Nowhere do those words, drafted in 1789 — fundamental to the Bill of Rights by James Madison — a Virginia representative who later became the fourth U.S. president, specify that the speech must be agreeable to a specific percentage of the populace. They are guaranteed to the speaker, not to a specific audience.
Yet Arizona native, University of Arizona graduate and philanthropist Robert Sarver, the 18-year majority owner of the Phoenix Suns and Phoenix Mercury, previously uttered words currently deemed sexist and racist, initially resulting in a one year suspension by the NBA and a hefty $10 million fine. Now he is being forced to sell the teams, though he has contritely stated, “As a man of faith, I believe in atonement and the path to forgiveness. I expected that the commissioner’s one-year suspension would provide the time for me to focus, make amends and remove my personal controversy from the teams that I, and so many fans, love.”
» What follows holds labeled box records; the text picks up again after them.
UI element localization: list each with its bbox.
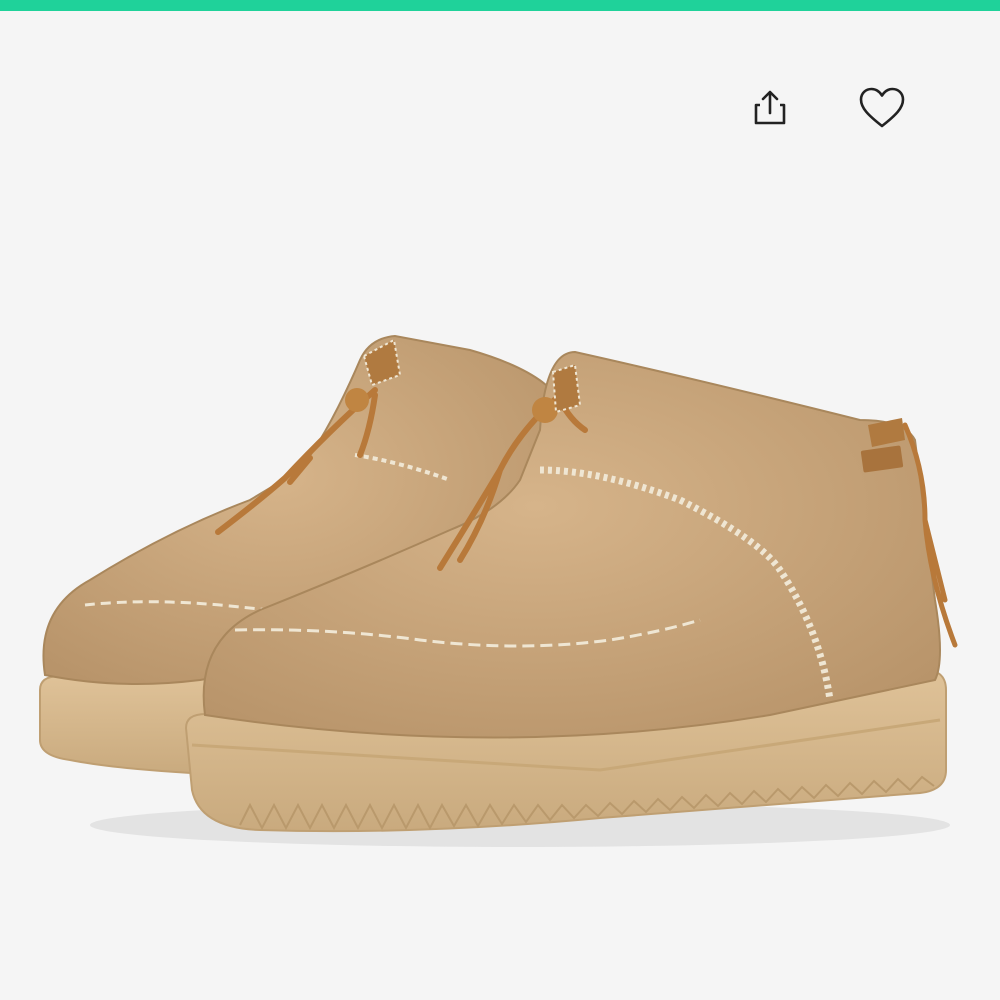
- left-boot-lace-bead: [345, 388, 369, 412]
- heart-outline-icon: [859, 87, 905, 128]
- right-boot-lace-bead: [532, 397, 558, 423]
- share-button[interactable]: [738, 76, 802, 140]
- top-accent-bar: [0, 0, 1000, 11]
- product-image: [39, 334, 958, 847]
- favorite-button[interactable]: [850, 76, 914, 140]
- product-image-viewer: [0, 0, 1000, 1000]
- share-icon: [754, 90, 786, 125]
- right-boot-front-tab: [551, 363, 582, 414]
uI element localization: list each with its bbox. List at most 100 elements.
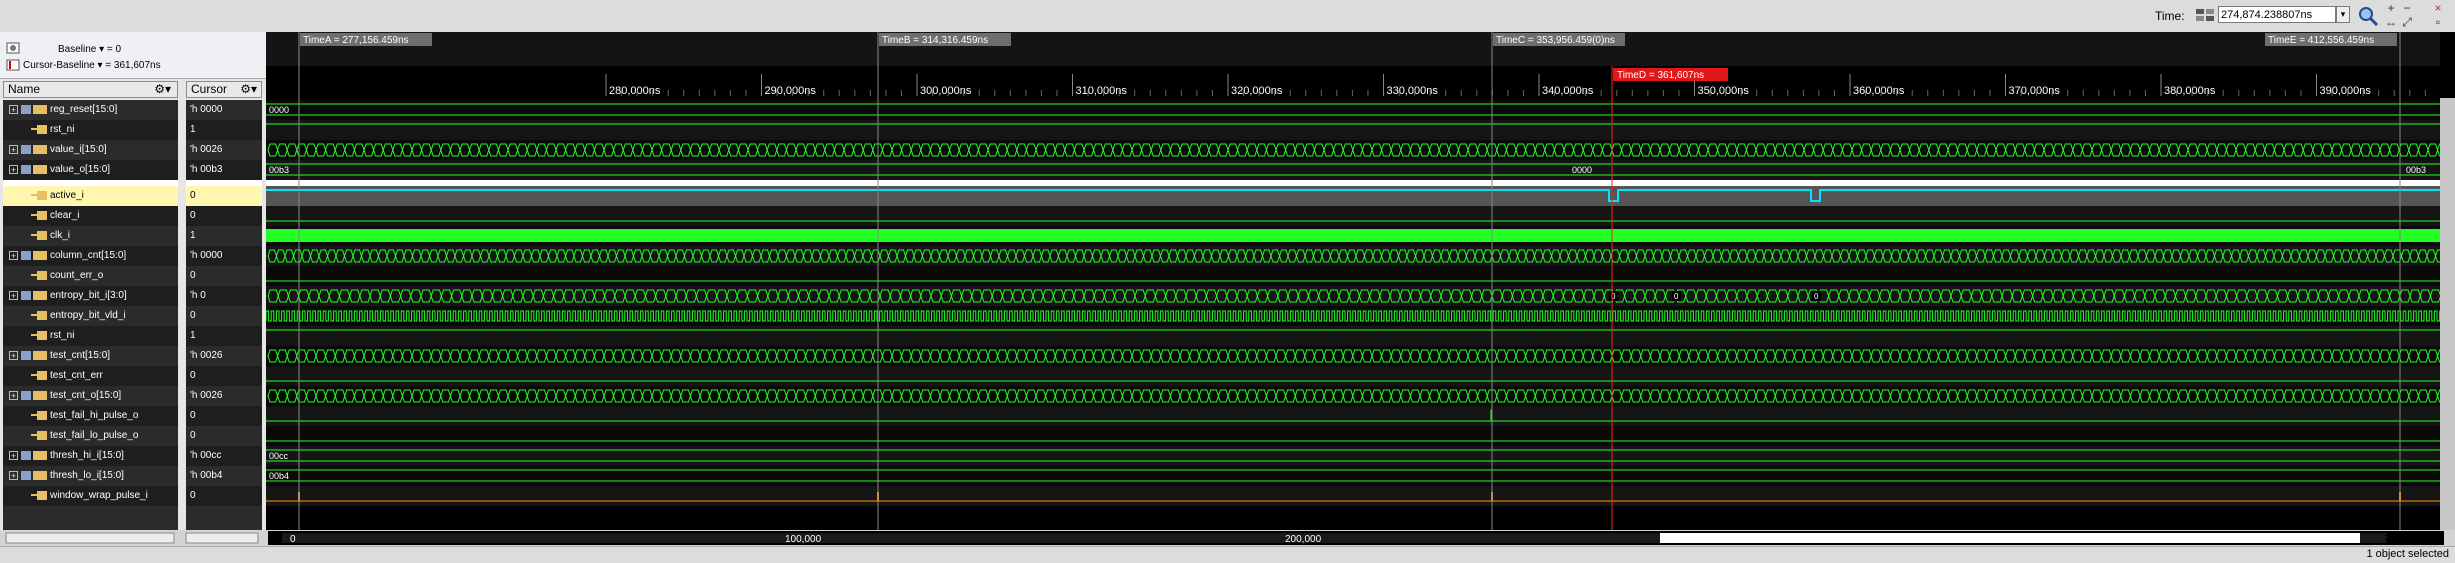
cursor-column-header[interactable]: Cursor ⚙▾ (186, 81, 262, 98)
signal-name: thresh_hi_i[15:0] (50, 450, 124, 461)
expand-icon[interactable]: + (9, 391, 18, 401)
vertical-scrollbar[interactable] (2440, 98, 2455, 530)
signal-value-row[interactable]: 1 (186, 120, 262, 140)
time-icon[interactable] (2195, 7, 2215, 23)
signal-name: test_cnt_o[15:0] (50, 390, 122, 401)
cursor-label[interactable]: TimeD = 361,607ns (1617, 70, 1704, 81)
signal-row[interactable]: + value_i[15:0] (3, 140, 178, 160)
overview-scrollbar[interactable]: 0 100,000 200,000 716.459ns (0, 530, 2455, 546)
signal-name: column_cnt[15:0] (50, 250, 127, 261)
signal-row[interactable]: + reg_reset[15:0] (3, 100, 178, 120)
zoom-fit-icon[interactable]: ↔ (2383, 16, 2399, 30)
zoom-minus-icon[interactable]: − (2399, 2, 2415, 16)
zoom-plus-icon[interactable]: + (2383, 2, 2399, 16)
zoom-full-icon[interactable]: ⤢ (2399, 16, 2415, 30)
signal-icon (31, 411, 47, 420)
bus-value-label: 00cc (269, 451, 289, 461)
time-marker-label[interactable]: TimeA = 277,156.459ns (303, 35, 409, 46)
signal-name: rst_ni (50, 330, 75, 341)
signal-value-row[interactable]: 0 (186, 206, 262, 226)
waveform-view[interactable]: 280,000ns 290,000ns 300,000ns 310,000ns 320,… (266, 32, 2455, 530)
time-input[interactable] (2218, 6, 2336, 23)
signal-value-row[interactable]: 'h 00cc (186, 446, 262, 466)
signal-value: 'h 0000 (190, 250, 223, 261)
cursor-baseline-icon[interactable] (6, 59, 20, 71)
signal-value: 0 (190, 370, 196, 381)
group-separator (266, 180, 2440, 186)
signal-row[interactable]: + entropy_bit_i[3:0] (3, 286, 178, 306)
signal-value-row[interactable]: 0 (186, 306, 262, 326)
overview-end: 716.459ns (2384, 534, 2431, 545)
signal-name: window_wrap_pulse_i (50, 490, 148, 501)
signal-name: rst_ni (50, 124, 75, 135)
signal-value-row[interactable]: 'h 0026 (186, 140, 262, 160)
signal-value-row[interactable]: 0 (186, 186, 262, 206)
signal-icon (31, 311, 47, 320)
time-dropdown-button[interactable]: ▾ (2336, 6, 2350, 23)
cursor-baseline-value[interactable]: Cursor-Baseline ▾ = 361,607ns (23, 60, 161, 71)
signal-value: 'h 00b4 (190, 470, 223, 481)
signal-value-row[interactable]: 0 (186, 426, 262, 446)
time-marker-label[interactable]: TimeB = 314,316.459ns (882, 35, 988, 46)
signal-row[interactable]: + test_cnt_o[15:0] (3, 386, 178, 406)
time-marker-label[interactable]: TimeE = 412,556.459ns (2268, 35, 2374, 46)
zoom-in-icon[interactable] (2357, 5, 2379, 27)
signal-row[interactable]: rst_ni (3, 326, 178, 346)
signal-row[interactable]: test_fail_hi_pulse_o (3, 406, 178, 426)
signal-value-row[interactable]: 'h 0000 (186, 100, 262, 120)
wave-row-bg (266, 366, 2440, 386)
value-hscroll[interactable] (185, 532, 259, 544)
signal-row[interactable]: clk_i (3, 226, 178, 246)
signal-value-row[interactable]: 'h 0 (186, 286, 262, 306)
restore-icon[interactable]: ▫ (2430, 16, 2446, 30)
signal-value-row[interactable]: 'h 00b4 (186, 466, 262, 486)
signal-row[interactable]: count_err_o (3, 266, 178, 286)
baseline-icon[interactable] (6, 42, 20, 54)
signal-value: 'h 00b3 (190, 164, 223, 175)
signal-value-row[interactable]: 0 (186, 266, 262, 286)
signal-value-row[interactable]: 0 (186, 366, 262, 386)
signal-name: active_i (50, 190, 84, 201)
expand-icon[interactable]: + (9, 471, 18, 481)
signal-value-row[interactable]: 1 (186, 326, 262, 346)
signal-row[interactable]: + column_cnt[15:0] (3, 246, 178, 266)
expand-icon[interactable]: + (9, 451, 18, 461)
signal-row[interactable]: window_wrap_pulse_i (3, 486, 178, 506)
expand-icon[interactable]: + (9, 145, 18, 155)
overview-thumb[interactable] (1660, 533, 2360, 543)
name-column-header[interactable]: Name ⚙▾ (3, 81, 178, 98)
gear-icon[interactable]: ⚙▾ (154, 82, 171, 97)
signal-value-row[interactable]: 0 (186, 406, 262, 426)
signal-value-row[interactable]: 'h 0026 (186, 346, 262, 366)
time-marker-label[interactable]: TimeC = 353,956.459(0)ns (1496, 35, 1615, 46)
gear-icon[interactable]: ⚙▾ (240, 82, 257, 97)
expand-icon[interactable]: + (9, 351, 18, 361)
signal-row[interactable]: + test_cnt[15:0] (3, 346, 178, 366)
signal-value-row[interactable]: 'h 0000 (186, 246, 262, 266)
bus-signal-icon (21, 251, 47, 260)
name-hscroll[interactable] (5, 532, 175, 544)
signal-row[interactable]: + value_o[15:0] (3, 160, 178, 180)
expand-icon[interactable]: + (9, 165, 18, 175)
expand-icon[interactable]: + (9, 105, 18, 115)
signal-name: value_i[15:0] (50, 144, 107, 155)
signal-row[interactable]: test_fail_lo_pulse_o (3, 426, 178, 446)
signal-row[interactable]: test_cnt_err (3, 366, 178, 386)
signal-value-row[interactable]: 0 (186, 486, 262, 506)
signal-value-row[interactable]: 1 (186, 226, 262, 246)
signal-value: 0 (190, 310, 196, 321)
baseline-value[interactable]: Baseline ▾ = 0 (58, 44, 121, 55)
signal-row[interactable]: rst_ni (3, 120, 178, 140)
signal-row[interactable]: + thresh_hi_i[15:0] (3, 446, 178, 466)
signal-row[interactable]: + thresh_lo_i[15:0] (3, 466, 178, 486)
signal-row[interactable]: active_i (3, 186, 178, 206)
signal-value-row[interactable]: 'h 0026 (186, 386, 262, 406)
expand-icon[interactable]: + (9, 291, 18, 301)
close-icon[interactable]: × (2430, 2, 2446, 16)
signal-row[interactable]: clear_i (3, 206, 178, 226)
signal-value-row[interactable]: 'h 00b3 (186, 160, 262, 180)
expand-icon[interactable]: + (9, 251, 18, 261)
bus-value-label: 00b3 (269, 165, 289, 175)
signal-row[interactable]: entropy_bit_vld_i (3, 306, 178, 326)
signal-name: count_err_o (50, 270, 104, 281)
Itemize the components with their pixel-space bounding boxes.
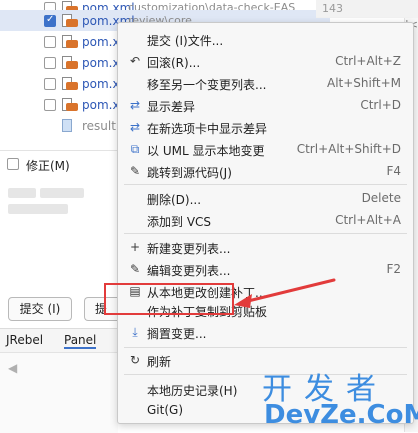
commit-message-text xyxy=(8,204,68,214)
xml-file-icon xyxy=(62,55,78,70)
menu-item-rollback[interactable]: ↶ 回滚(R)... Ctrl+Alt+Z xyxy=(118,50,413,72)
editor-gutter: 143 xyxy=(316,0,418,18)
menu-item-shortcut: Delete xyxy=(361,191,401,205)
menu-item-shortcut: Ctrl+Alt+A xyxy=(335,213,401,227)
shelve-icon: ⤓ xyxy=(132,325,138,339)
commit-button[interactable]: 提交 (I) xyxy=(8,297,72,321)
amend-label: 修正(M) xyxy=(26,159,70,173)
menu-item-delete[interactable]: 删除(D)... Delete xyxy=(118,187,413,209)
jump-source-icon: ✎ xyxy=(129,164,141,178)
menu-item-commit-file[interactable]: 提交 (I)文件... xyxy=(118,28,413,50)
annotation-arrow-icon xyxy=(234,278,336,308)
file-name: pom.x xyxy=(82,34,120,49)
rollback-icon: ↶ xyxy=(129,54,141,68)
xml-file-icon xyxy=(62,13,78,28)
menu-item-label: 本地历史记录(H) xyxy=(147,384,238,398)
back-arrow-icon[interactable]: ◀ xyxy=(8,361,17,375)
menu-item-label: 以 UML 显示本地变更 xyxy=(147,144,265,158)
menu-item-shortcut: Alt+Shift+M xyxy=(327,76,401,90)
menu-item-shortcut: Ctrl+Alt+Z xyxy=(335,54,401,68)
file-name: pom.x xyxy=(82,55,120,70)
menu-item-jump-to-source[interactable]: ✎ 跳转到源代码(J) F4 xyxy=(118,160,413,182)
menu-separator xyxy=(124,184,407,185)
diff-icon: ⇄ xyxy=(129,98,141,112)
amend-checkbox[interactable] xyxy=(7,158,19,170)
menu-item-shortcut: Ctrl+D xyxy=(360,98,401,112)
file-checkbox[interactable] xyxy=(44,56,56,69)
menu-item-label: 添加到 VCS xyxy=(147,215,212,229)
menu-separator xyxy=(124,347,407,348)
line-number: 143 xyxy=(322,2,343,15)
commit-message-text xyxy=(8,188,36,198)
xml-file-icon xyxy=(62,34,78,49)
menu-item-move-to-changelist[interactable]: 移至另一个变更列表... Alt+Shift+M xyxy=(118,72,413,94)
menu-item-label: 显示差异 xyxy=(147,100,196,114)
menu-item-diff-new-tab[interactable]: ⇄ 在新选项卡中显示差异 xyxy=(118,116,413,138)
menu-item-shortcut: F2 xyxy=(386,262,401,276)
file-checkbox[interactable] xyxy=(44,77,56,90)
file-name: result xyxy=(82,118,116,133)
menu-item-shortcut: Ctrl+Alt+Shift+D xyxy=(296,142,401,156)
tab-jrebel[interactable]: JRebel xyxy=(6,333,43,347)
watermark-logo: 开发者 DevZe.CoM xyxy=(262,364,418,430)
file-name: pom.x xyxy=(82,76,120,91)
annotation-highlight-box xyxy=(104,283,234,315)
menu-item-label: 提交 (I)文件... xyxy=(147,34,224,48)
menu-item-label: 回滚(R)... xyxy=(147,56,201,70)
amend-option[interactable]: 修正(M) xyxy=(0,150,118,177)
file-checkbox[interactable] xyxy=(44,14,56,27)
menu-item-shelve-changes[interactable]: ⤓ 搁置变更... xyxy=(118,321,413,343)
menu-separator xyxy=(124,233,407,234)
tool-window-body: ◀ xyxy=(0,352,118,433)
menu-item-label: 编辑变更列表... xyxy=(147,264,231,278)
file-checkbox[interactable] xyxy=(44,98,56,111)
file-name: pom.x xyxy=(82,97,120,112)
menu-item-show-diff[interactable]: ⇄ 显示差异 Ctrl+D xyxy=(118,94,413,116)
menu-item-label: 刷新 xyxy=(147,355,172,369)
menu-item-label: 新建变更列表... xyxy=(147,242,231,256)
menu-item-new-changelist[interactable]: + 新建变更列表... xyxy=(118,236,413,258)
commit-message-text xyxy=(40,188,84,198)
menu-item-add-to-vcs[interactable]: 添加到 VCS Ctrl+Alt+A xyxy=(118,209,413,231)
xml-file-icon xyxy=(62,76,78,91)
menu-item-label: 在新选项卡中显示差异 xyxy=(147,122,268,136)
tool-window-tabs: JRebel Panel xyxy=(0,328,118,353)
refresh-icon: ↻ xyxy=(129,353,141,367)
menu-item-label: Git(G) xyxy=(147,403,183,417)
diff-new-tab-icon: ⇄ xyxy=(129,120,141,134)
menu-item-uml-changes[interactable]: ⧉ 以 UML 显示本地变更 Ctrl+Alt+Shift+D xyxy=(118,138,413,160)
menu-item-shortcut: F4 xyxy=(386,164,401,178)
uml-icon: ⧉ xyxy=(130,142,140,156)
file-checkbox[interactable] xyxy=(44,35,56,48)
menu-item-label: 跳转到源代码(J) xyxy=(147,166,232,180)
menu-item-label: 删除(D)... xyxy=(147,193,202,207)
edit-icon: ✎ xyxy=(129,262,141,276)
menu-item-label: 搁置变更... xyxy=(147,327,207,341)
folder-icon xyxy=(62,118,78,133)
watermark-en: DevZe.CoM xyxy=(264,400,418,430)
plus-icon: + xyxy=(129,240,141,254)
xml-file-icon xyxy=(62,97,78,112)
tab-panel[interactable]: Panel xyxy=(64,333,97,349)
menu-item-label: 移至另一个变更列表... xyxy=(147,78,267,92)
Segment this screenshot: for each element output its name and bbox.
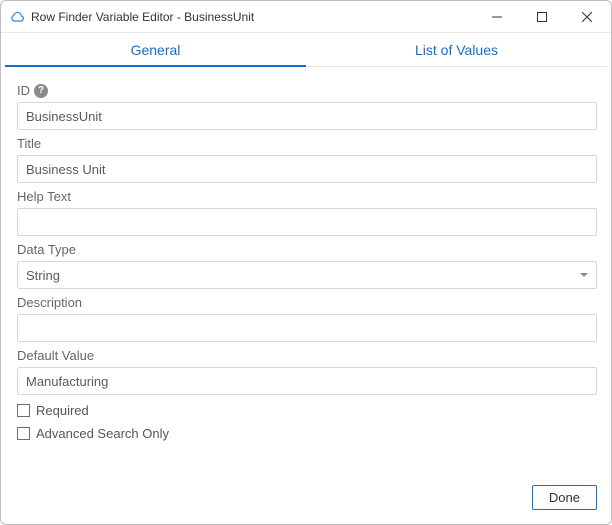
data-type-select[interactable]: String — [17, 261, 597, 289]
default-value-field[interactable]: Manufacturing — [17, 367, 597, 395]
title-value: Business Unit — [26, 162, 105, 177]
advanced-search-only-label: Advanced Search Only — [36, 426, 169, 441]
id-value: BusinessUnit — [26, 109, 102, 124]
required-checkbox[interactable] — [17, 404, 30, 417]
help-icon[interactable]: ? — [34, 84, 48, 98]
required-label: Required — [36, 403, 89, 418]
close-button[interactable] — [564, 2, 609, 32]
description-field[interactable] — [17, 314, 597, 342]
minimize-icon — [492, 12, 502, 22]
window-title: Row Finder Variable Editor - BusinessUni… — [31, 10, 474, 24]
description-label: Description — [17, 295, 597, 310]
tab-list-of-values[interactable]: List of Values — [306, 34, 607, 67]
help-text-field[interactable] — [17, 208, 597, 236]
data-type-label: Data Type — [17, 242, 597, 257]
id-field[interactable]: BusinessUnit — [17, 102, 597, 130]
advanced-search-only-row[interactable]: Advanced Search Only — [17, 426, 597, 441]
tab-bar: General List of Values — [5, 33, 607, 67]
minimize-button[interactable] — [474, 2, 519, 32]
id-label: ID ? — [17, 83, 597, 98]
advanced-search-only-checkbox[interactable] — [17, 427, 30, 440]
title-label: Title — [17, 136, 597, 151]
title-bar: Row Finder Variable Editor - BusinessUni… — [1, 1, 611, 33]
tab-general[interactable]: General — [5, 34, 306, 67]
close-icon — [582, 12, 592, 22]
id-label-text: ID — [17, 83, 30, 98]
required-row[interactable]: Required — [17, 403, 597, 418]
default-value-value: Manufacturing — [26, 374, 108, 389]
footer: Done — [1, 485, 611, 524]
data-type-value: String — [26, 268, 60, 283]
form-area: ID ? BusinessUnit Title Business Unit He… — [1, 67, 611, 485]
default-value-label: Default Value — [17, 348, 597, 363]
title-field[interactable]: Business Unit — [17, 155, 597, 183]
app-cloud-icon — [9, 9, 25, 25]
maximize-button[interactable] — [519, 2, 564, 32]
maximize-icon — [537, 12, 547, 22]
done-button[interactable]: Done — [532, 485, 597, 510]
help-text-label: Help Text — [17, 189, 597, 204]
chevron-down-icon — [580, 273, 588, 277]
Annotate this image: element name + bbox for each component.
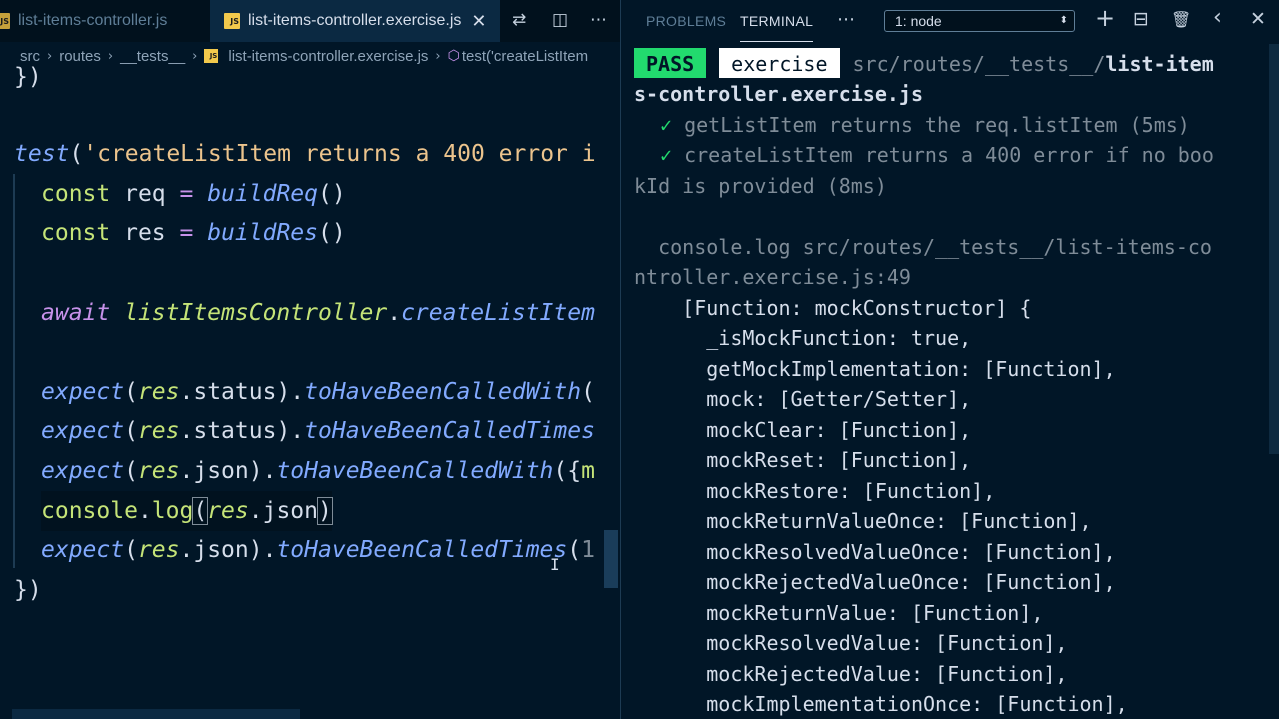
terminal-line: getMockImplementation: [Function], <box>634 357 1116 381</box>
code-line: expect(res.status).toHaveBeenCalledWith( <box>41 379 595 405</box>
terminal-line: [Function: mockConstructor] { <box>634 296 1032 320</box>
pass-badge: PASS <box>634 48 707 78</box>
chevron-right-icon: › <box>192 48 198 64</box>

The speech police have ruled otherwise. Though Sarver is unique in owning major teams, we the hoi polloi, (Greek for “the masses“), have less to lose but can also suffer from not falling in line with the latest edicts of the authoritative language masters. Speaking to work associates about anything other than business is risky these days, giving enhanced meaning to the words, “Silence is golden.” The lesson is, saying nothing is preferable to speaking, which could cost you your job or more. There is no path of redemption.